Je ne crois pas, monsieur, dit de Montravel, d'Aubersac est un méridional, il est tétu, et il aime fort cette belle fille.

Eh bien, soit, mais nous rendrons alors ce mariage si odieux, que s'il se fait, il déshononera à jamais celui qui le fera.

Et pourquoi déshonorer d'Aubersac?

De Maupertuis se leva la haine dans les yeux.

Parce qu'il nous a tous déshonorés en déshonorant la noblesse.

- C'est vrai, dirent tous les convives, l'idée est bonne, mais comment faire?...

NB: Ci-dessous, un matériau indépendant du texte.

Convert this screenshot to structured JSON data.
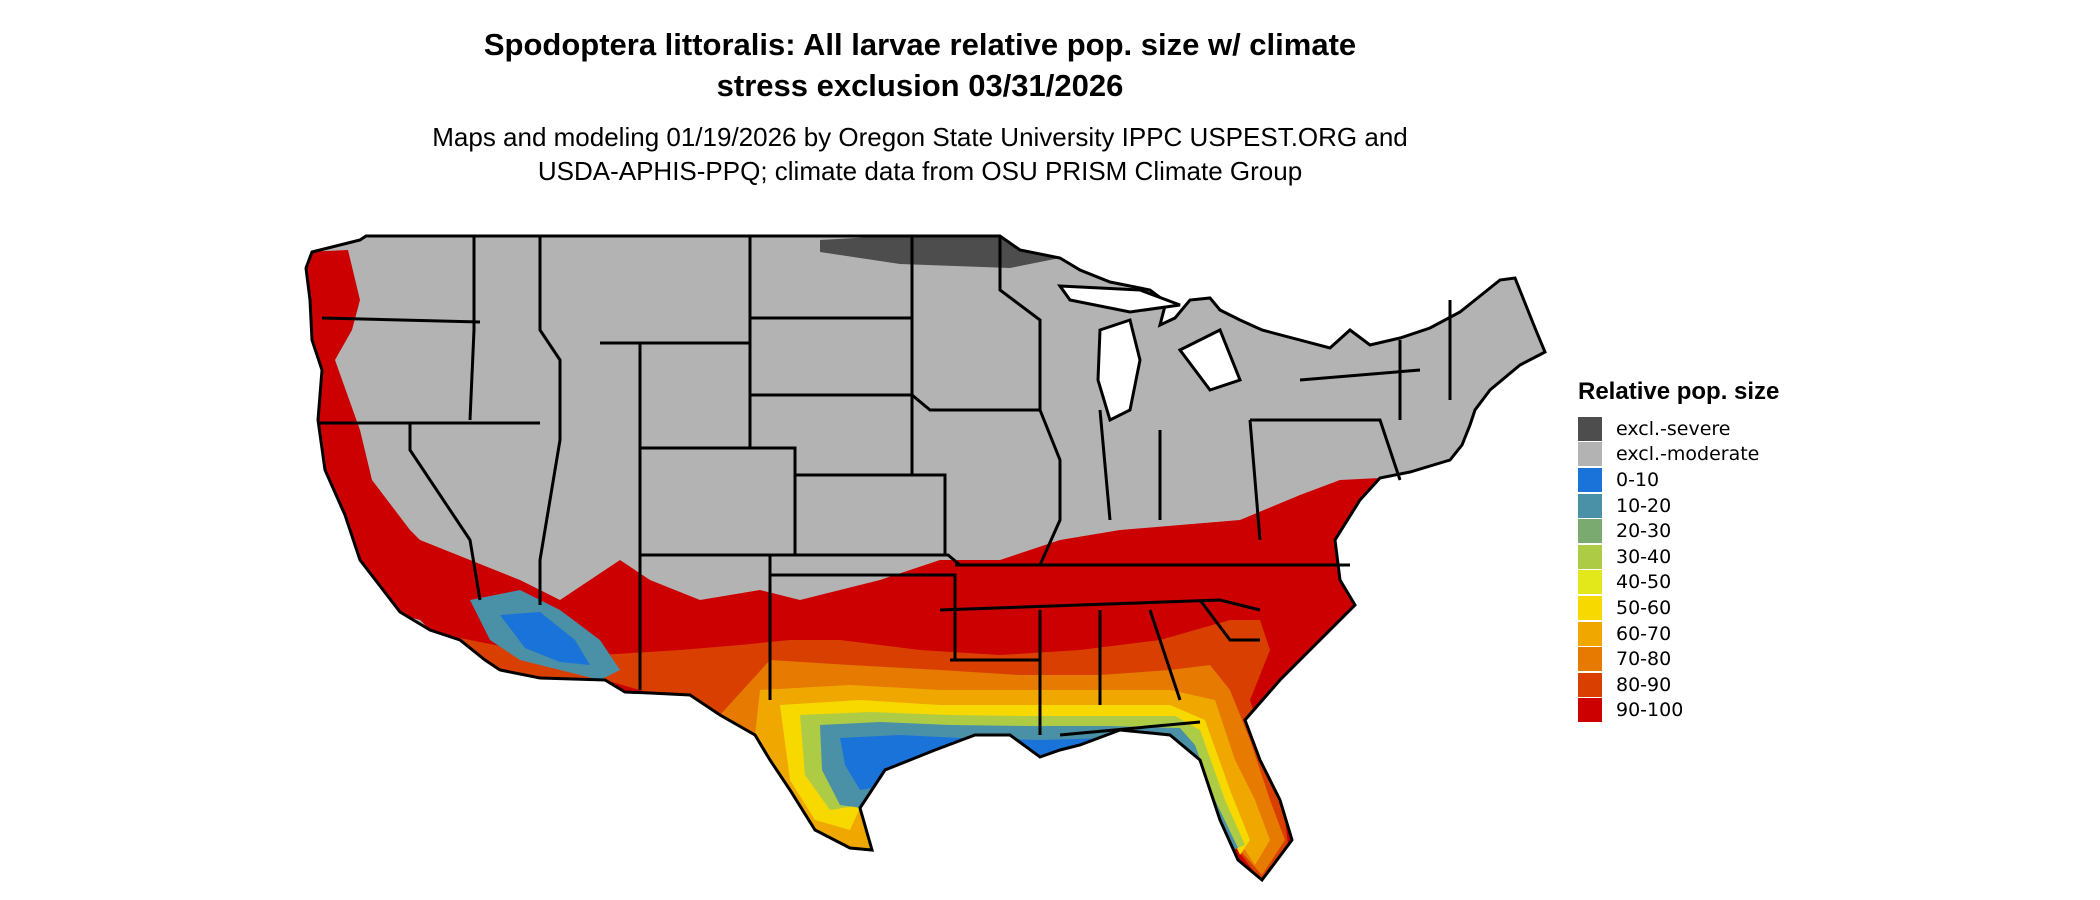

C'est bien simple, répondit de Maupertuis. Cette fille, comme toutes ses pareilles, est ambitieuse. C'est ce qui fait son dévouement pour l'homme qu'elle espère duper. Ne croyez pas à l'amour de ces filles-là. Que quelqu'un se présente, mieux appuyé en fortune et en position que d'Aubersac, et elle l'acceptera.

Le comte de Montravel regardait de Maupertuis avec effroi.

Le marquis s'aperçut de ce froid regard braqué sur lui, et se tournant vers le tout jeune homme.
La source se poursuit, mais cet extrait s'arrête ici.